Изольда вдруг осознала, что её тело обнажено, и его щупают чужие руки. Это осознание наполнило её отвращением и помогло приоткрыть глаза.

Изольда лежала на своей кровати. Рядом стоял отчим. Он был в одних трусах и его рыхлое тело белело над Изольдой.

В паре метров за спиной отчима стояла фотокамера на треноге и напольная лампа в приглушённом вечернем режиме, создающая желтоватое уютное освещение.

– Ишь ты, у тебя и глазки открылись! – с радостью и лёгкой неуверенностью произнес отчим. – Хорошие фото получатся…

Он поднял руку, в которой оказался небольшой пульт, нажал кнопку. Раздался стандартный щелчок фотокамеры и мигнула яркая вспышка. Это резануло по глазам и заставило Изольду прищуриться, а потом в её тяжёлый разум наконец-то достучалось полное осознание ситуации.

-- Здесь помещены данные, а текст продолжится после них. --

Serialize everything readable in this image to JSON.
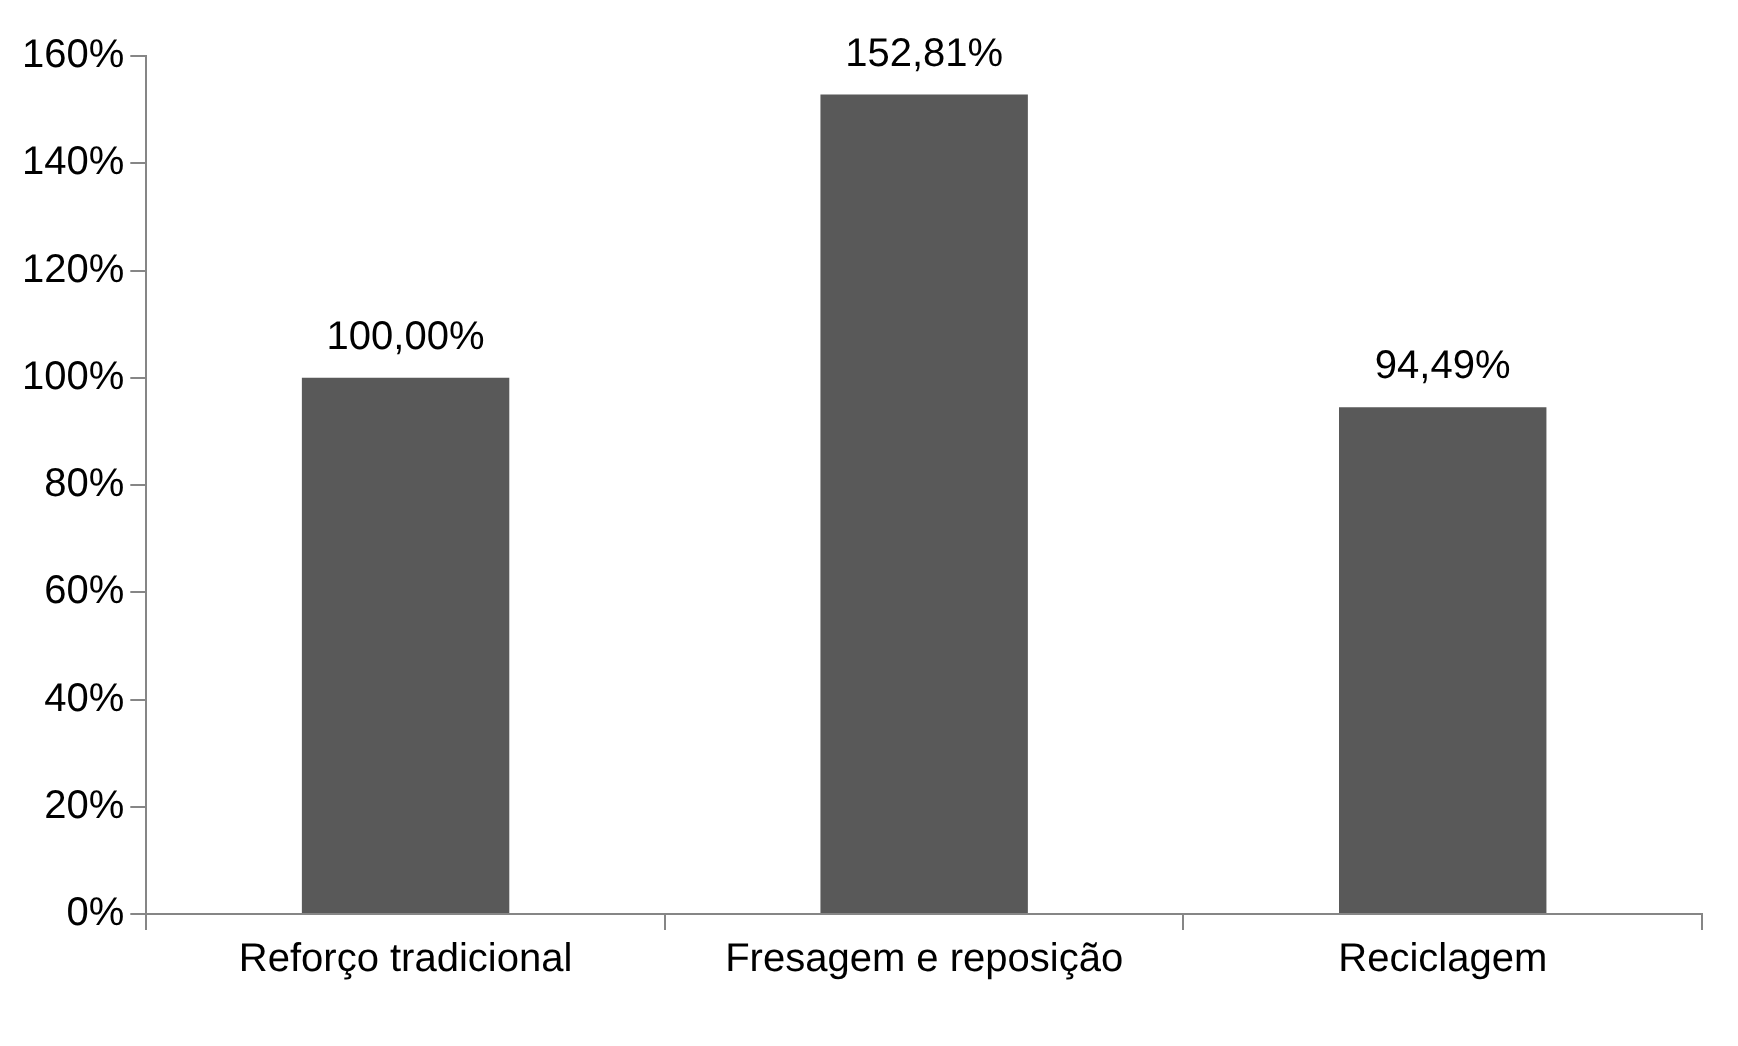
{
  "chart_data": {
    "type": "bar",
    "categories": [
      "Reforço tradicional",
      "Fresagem e reposição",
      "Reciclagem"
    ],
    "values": [
      100,
      152.81,
      94.49
    ],
    "color": "#595959",
    "value_labels": [
      "100,00%",
      "152,81%",
      "94,49%"
    ],
    "ylim": [
      0,
      160
    ],
    "yticks": [
      {
        "value": 0,
        "label": "0%"
      },
      {
        "value": 20,
        "label": "20%"
      },
      {
        "value": 40,
        "label": "40%"
      },
      {
        "value": 60,
        "label": "60%"
      },
      {
        "value": 80,
        "label": "80%"
      },
      {
        "value": 100,
        "label": "100%"
      },
      {
        "value": 120,
        "label": "120%"
      },
      {
        "value": 140,
        "label": "140%"
      },
      {
        "value": 160,
        "label": "160%"
      }
    ],
    "grid": false,
    "legend": false
  }
}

Отчим её опоил, раздел, разделся и фотографирует голой.

От гнева Изольда смогла приоткрыть рот и просипеть пересохшим ртом:

– Ты… Урод…

Хованский дёрнулся, отступил, на его лице отразилась паника. Но он быстро овладел собой. Похоже – он был всё же готов к этой ситуации. Он суетливо нагнулся, зашуршал нейлон… А потом Георгий поднялся обратно с бутылкой воды в руке.

– Ты же пить хочешь, да, детка? Ротик совсем пересох… А нам нужен мокрый ротик, хе-хе… Сейчас попьём и будем баиньки до завтра… И всё забудем…

Отчим нагнулся к Изольде, свинчивая крышку – и сунул бутылку ей в приоткрытый рот. Изольда забулькала, пытаясь не пить, и дышать носом. Вода потекла на подушку. Но Хованский зажал нос девочки пальцами. Она не смогла долго бороться – и рефлекторно глотнула воду, чтобы вздохнуть. Подавилась водой, закашлялась. Её руки, наконец-то, смогли слабо пошевелиться, сбрасывая тяжкое оцепенение – но было уже поздно.

Да и не смогла бы она сейчас бороться.

– Ну вот и молодец, – облегчённо сказал отчим, убирая бутылку. – Хорошая девочка, получишь свою награду…

Изольда, на миг оставшаяся без присмотра – подтянула слабую руку ко рту, повернула голову в сторону, сунула два пальца в рот – и её снова вырвало, теперь уже на лицо и подушку.

Отчим выматерился.

– Ничего, – сказал он сквозь зубы. – У меня салфеточки есть, сейчас тебя протру, будешь снова куколкой…

«Ему стало противно!» – осознала Изольда. – «Надо сделать, чтобы ему стало ещё противнее!»

О себе напомнил полный мочевой пузырь – и Изольда позволила ему сработать.

Не получилось.

Взрослый человек, научившийся сдерживать мочевой пузырь, контролирует его даже во сне. Даже когда человеку снится, что он ходит в туалет – в реальности он сдерживает себя.

Изольда закрыла глаза и убедила себя, что она в туалетной комнате, рядом раковина, ванна, унитаз… Дверь закрыта…

Тело расслабилось и под ним выросла большая, блестящая в свете лампы лужа, быстро впитывающаяся в кровать.

Георгий снова громко выматерился. Он стоял с салфетками в руках и с бессильной злостью взирал на уничтоженную красоту.

Отчим топнул ногой, швырнул салфетку в Изольду, развернулся и стал собирать оборудование:

– Грязная прошмандовка, – бормотал он. – Все вы одинаковы… Гнилое, вонючее нутро… Ничего, завтра снова поиграем…

Отчим ушёл.

Изольда победила.

Она медленно, с трудом, вытерла рвоту с лица салфеткой, переползла по кровати вверх от лужи, собираясь калачиком – и задремала тяжёлым свинцовым сном.